Parliamoci chiaro: le salite... oddio!
Ammettiamolo: La Salita, Questa Sconosciuta
Siamo onesti. Chi di noi gioisce veramente quando vede la strada che improvvisamente punta verso il cielo? Dai, non mentite! Certo, c'è chi fa finta di niente, chi dice di amarla perché fa tanto figo. Ma la verità è che per la maggior parte di noi, la salita è un nemico giurato.
Poi ci sono quelli che dicono: "È una sfida! Mette alla prova la tua resistenza!". Ma io mi chiedo: non potremmo mettere alla prova la nostra resistenza... davanti a una pizza gigante? O provando a montare un mobile dell'IKEA senza istruzioni?
Io dico, basta con questa esaltazione della fatica gratuita! La vita è già abbastanza complicata, non serve aggiungere pendenze impreviste al percorso.
Salite e Tipi Umani (e Disumani)
Le salite rivelano il vero carattere delle persone. Ci sono:

- I "Guru della Maratona": ti passano accanto sorridendo come se stessero comprando il pane. Vorrei tanto sapere cosa pensano quando sono soli in salita, probabilmente imprecano come noi comuni mortali.

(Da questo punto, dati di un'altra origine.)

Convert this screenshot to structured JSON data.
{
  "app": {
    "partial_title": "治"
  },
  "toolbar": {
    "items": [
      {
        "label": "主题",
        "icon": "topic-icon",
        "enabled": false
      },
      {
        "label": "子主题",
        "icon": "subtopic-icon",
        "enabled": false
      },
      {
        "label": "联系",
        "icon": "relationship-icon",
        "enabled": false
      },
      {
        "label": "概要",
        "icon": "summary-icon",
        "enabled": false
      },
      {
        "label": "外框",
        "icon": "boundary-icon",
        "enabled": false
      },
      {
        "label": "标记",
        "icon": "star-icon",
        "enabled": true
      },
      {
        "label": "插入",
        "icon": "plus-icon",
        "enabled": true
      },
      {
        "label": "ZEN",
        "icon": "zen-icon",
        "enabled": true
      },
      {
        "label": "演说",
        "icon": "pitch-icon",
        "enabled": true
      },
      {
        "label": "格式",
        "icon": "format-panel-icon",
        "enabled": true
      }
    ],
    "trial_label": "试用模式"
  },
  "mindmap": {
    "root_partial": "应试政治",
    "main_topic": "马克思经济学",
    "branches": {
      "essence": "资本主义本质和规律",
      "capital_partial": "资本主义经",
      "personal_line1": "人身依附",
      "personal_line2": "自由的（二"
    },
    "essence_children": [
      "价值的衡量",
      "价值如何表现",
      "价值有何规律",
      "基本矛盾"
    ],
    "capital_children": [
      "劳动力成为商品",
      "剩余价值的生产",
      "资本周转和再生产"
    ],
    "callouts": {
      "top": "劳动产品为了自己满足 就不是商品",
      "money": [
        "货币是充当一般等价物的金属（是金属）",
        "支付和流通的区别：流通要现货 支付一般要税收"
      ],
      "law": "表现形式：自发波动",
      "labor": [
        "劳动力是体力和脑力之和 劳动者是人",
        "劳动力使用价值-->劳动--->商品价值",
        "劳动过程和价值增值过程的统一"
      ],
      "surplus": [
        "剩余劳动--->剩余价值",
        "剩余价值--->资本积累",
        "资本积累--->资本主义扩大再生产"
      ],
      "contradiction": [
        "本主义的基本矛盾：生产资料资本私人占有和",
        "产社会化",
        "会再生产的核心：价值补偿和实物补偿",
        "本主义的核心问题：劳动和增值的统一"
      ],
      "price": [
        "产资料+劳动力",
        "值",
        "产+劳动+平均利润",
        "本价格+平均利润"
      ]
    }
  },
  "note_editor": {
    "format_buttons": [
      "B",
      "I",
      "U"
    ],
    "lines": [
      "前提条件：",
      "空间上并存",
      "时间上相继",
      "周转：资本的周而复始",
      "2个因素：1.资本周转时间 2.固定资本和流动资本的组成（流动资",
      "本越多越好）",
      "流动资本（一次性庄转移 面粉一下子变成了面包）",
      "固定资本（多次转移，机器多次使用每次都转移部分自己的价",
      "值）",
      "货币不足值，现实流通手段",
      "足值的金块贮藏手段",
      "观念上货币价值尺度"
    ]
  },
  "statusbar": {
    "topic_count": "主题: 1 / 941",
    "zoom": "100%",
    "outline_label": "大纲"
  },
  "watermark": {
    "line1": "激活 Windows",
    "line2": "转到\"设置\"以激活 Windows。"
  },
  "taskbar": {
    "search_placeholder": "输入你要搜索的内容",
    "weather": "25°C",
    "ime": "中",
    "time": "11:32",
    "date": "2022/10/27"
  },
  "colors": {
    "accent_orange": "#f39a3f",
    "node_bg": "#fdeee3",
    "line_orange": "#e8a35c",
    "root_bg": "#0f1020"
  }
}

- I "Motociclisti Determinate": li senti arrivare da lontano. Scalano marce e ti superano con un ruggito, lasciandoti nella polvere (e nella frustrazione).
- E poi ci siamo noi, i "Sopravvissuti": arrancando, sudando e maledicendo il giorno in cui abbiamo deciso di uscire di casa.
"La salita è come la vita: difficile, faticosa, e spesso senza una logica apparente." -Un Filosofo Anonimo (Probabilmente Stremato)
E non dimentichiamoci dei nomi delle salite! Spesso evocano immagini apocalittiche: "Via del Dolore", "Salita degli Orrori", "Colle della Disperazione". Ma chi le ha scelte?
Consigli (Non Richiesti) per Affrontare le Salite (o Evitarle)
Dato che non possiamo farle sparire (magari!), ecco qualche consiglio:

- Rallenta. Seriamente. Non c'è una medaglia per chi arriva primo in salita (a meno che tu non stia facendo una gara, ma allora perché stai leggendo questo?).
- Distraiti. Canta, pensa a cose felici, immagina di essere su una spiaggia ai Caraibi. Funziona? No, ma almeno ti fa passare il tempo.
- Accetta il tuo destino. La salita finirà. Forse. Prima o poi.
- E se proprio non ce la fai, scendi e spingi. Non c'è vergogna in questo! Anzi, c'è saggezza.
Concludendo, le salite sono un male necessario. Ma possiamo affrontarle con un sorriso (forzato) e un pizzico di autoironia. E magari, la prossima volta, scegliamo un percorso... in pianura!
Forse sono io che ho bisogno di una vacanza. O di un buon allenatore. Oppure, semplicemente, di accettare che non diventerò mai un ciclista professionista. E va bene così.
Alla prossima pedalata (magari in discesa)!